An analysis conducted for the Kaiser Family Foundation's Commission on Medicaid and the Uninsured, "Medicaid, SCHIP and Economic Downturn: Policy Challenges and Policy Responses," projects the implications of a downturn for health coverage and state programs.
With more than half of states forecasting budget deficits for the coming fiscal year, Medicaid and the State Children's Health Insurance Program (SCHIP) are facing fiscal pressure at the same time that income and job losses are causing more people to seek enrollment in these programs, according to the analysis.
The analysis finds that for every 1-percent increase in the national unemployment rate:
- the number of uninsured in the country would grow by 1.1 million;
- Medicaid and SCHIP enrollment would increase by one million (600,000 children and 400,000 non-elderly adults);
- the enrollment increase in Medicaid and SCHIP would lead to $3.4 billion more in spending, of which $1.4 billion would be states' obligation;
- State General Fund revenue would drop by 3 percent to 4 percent, leading to state budget cuts - with Medicaid spending a likely target, since it's a substantial segment of state budgets.
States are looking for fiscal relief from the federal government as well as seeking a moratorium on federal regulations that would reduce Medicaid funding for states from Congress, according to reports.

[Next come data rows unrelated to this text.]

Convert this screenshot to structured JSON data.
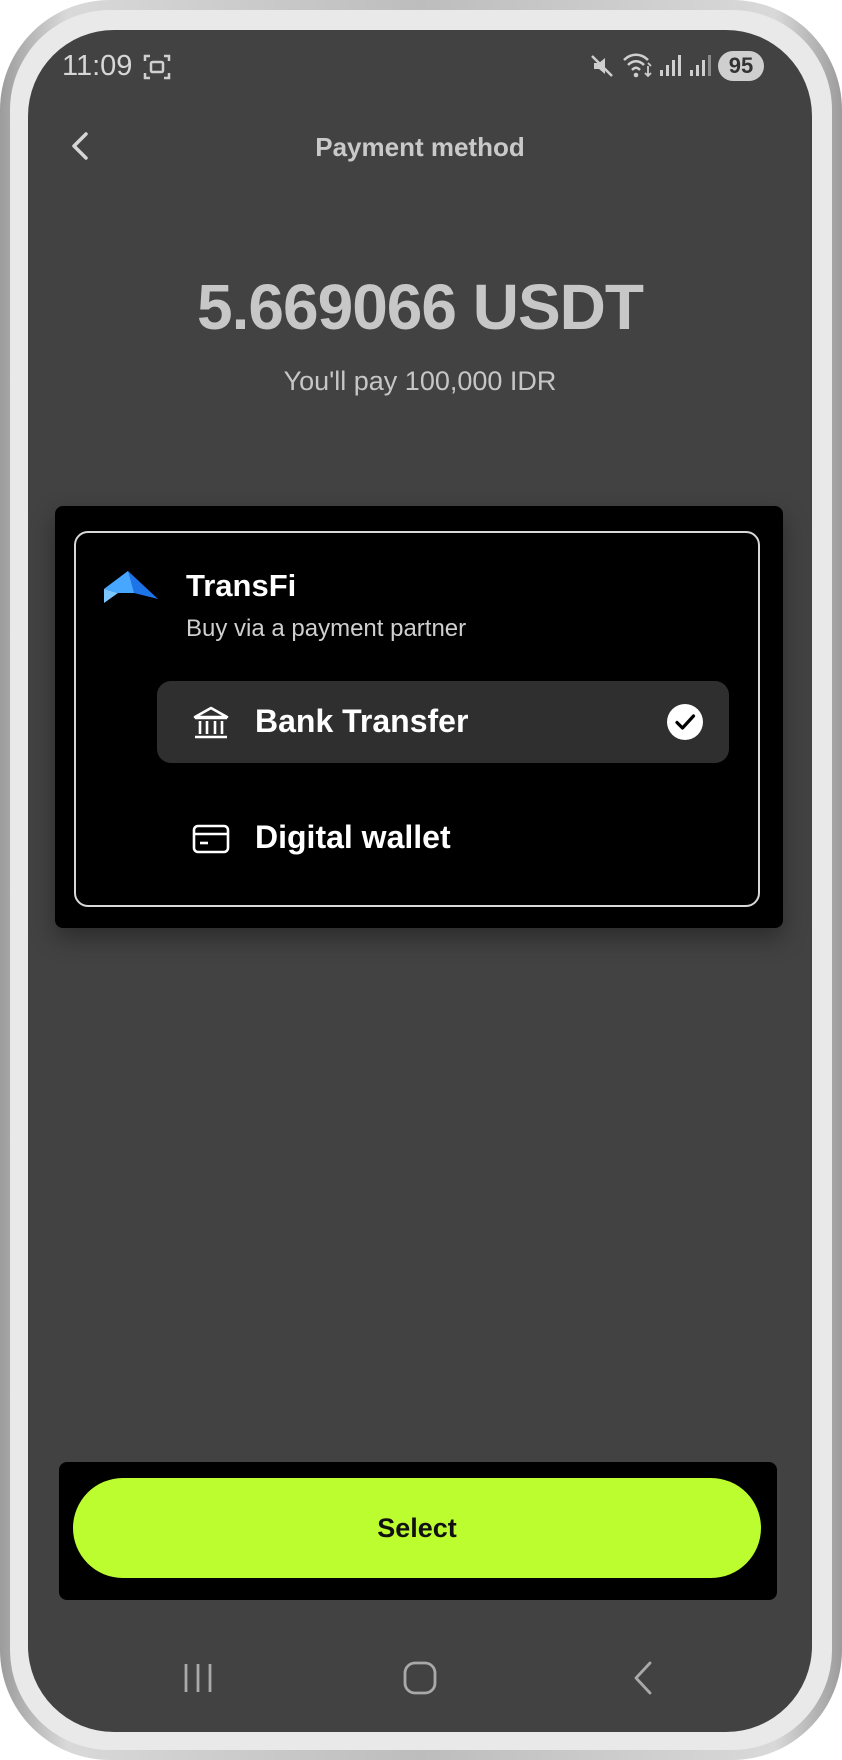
{
  "status_bar": {
    "time": "11:09",
    "battery": "95",
    "icons": [
      "screenshot-icon",
      "mute-icon",
      "wifi-icon",
      "signal-icon",
      "signal-icon"
    ]
  },
  "header": {
    "title": "Payment method",
    "back_icon": "chevron-left-icon"
  },
  "summary": {
    "amount": "5.669066 USDT",
    "pay_text": "You'll pay 100,000 IDR"
  },
  "provider": {
    "name": "TransFi",
    "description": "Buy via a payment partner",
    "logo_icon": "transfi-logo-icon",
    "options": [
      {
        "label": "Bank Transfer",
        "icon": "bank-icon",
        "selected": true
      },
      {
        "label": "Digital wallet",
        "icon": "wallet-card-icon",
        "selected": false
      }
    ]
  },
  "actions": {
    "select_label": "Select"
  },
  "navigation": {
    "items": [
      "recent-apps-icon",
      "home-icon",
      "back-icon"
    ]
  },
  "colors": {
    "accent": "#bcfd2f",
    "screen_bg": "#424242",
    "card_bg": "#000000",
    "selected_option_bg": "#2f2f2f"
  }
}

The analysis documents how federal fiscal relief during the last economic downturn, in 2003-2004, helped stabilize Medicaid eligibility and let states avoid deeper budget cuts. The authors lay out three options that policymakers could consider in providing federal assistance for state health coverage programs when the economy slumps.
KCMU also released the brief, "Medicaid in a Declining Economy: Limited Approaches for States to Control Spending," which analyzes results from its annual 50-state budget surveys of Medicaid directors from 2003 to 2007.
The brief contends that, with another economic downturn coming so quickly after the last one, states may have fewer policy options to control spending this time because many of the levers to make Medicaid programs more efficient have already been implemented. Cuts in eligibility or benefits may be more likely during this downturn.